Evans announced the move on X, pairing the cuts with a promise to introduce million-dollar salary bands for employees who generate outsized impact using AI.
However, a recent Gartner survey found that roughly 80% of companies deploying autonomous technology have cut jobs, but those reductions are not translating into meaningful financial returns. The research firm’s conclusion is blunt: AI layoffs may create budget room but do not deliver returns.

ClickUp is framing the layoffs as a structural transformation, with the CEO describing plans to reorganize around AI-augmented workflows. The company is moving away from token-based productivity metrics, which some have criticized as superficial.

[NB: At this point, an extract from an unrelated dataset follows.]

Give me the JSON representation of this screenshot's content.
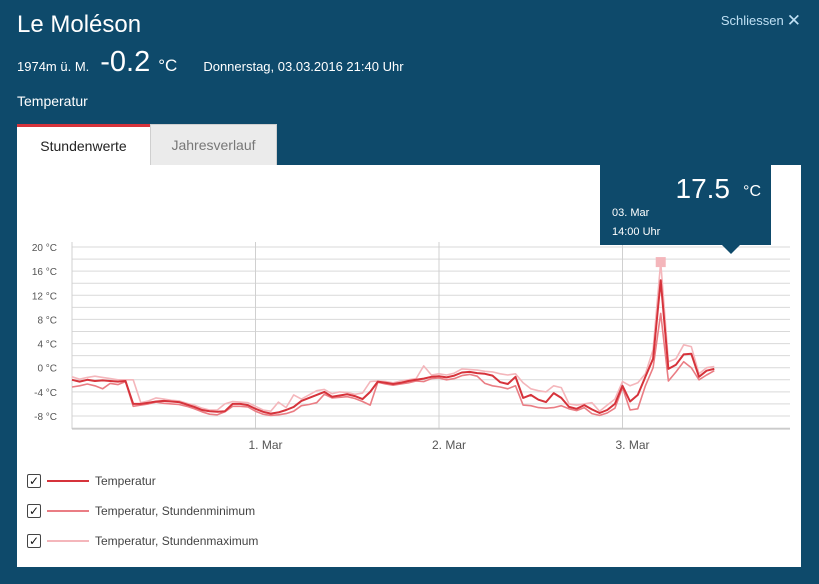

The implicit threat in Evans’s model is also explicit: those who fail to automate will not have a job.
What distinguishes ClickUp’s framing is its rejection of token-based productivity measurement. The company is measuring productivity gains internally and plans to bundle those metrics into a forthcoming customer product.
The logical endpoint of this model already exists: Polsia, a one-year-old startup run entirely by its founder, raised $30 million at a $250 million valuation on the proposition that a single human plus AI agents can handle all software operations.
The question isn’t whether AI productivity gains are real - it’s whether these layoffs would have happened anyway, with AI providing institutional cover for what amounts to a massive labor cost reset.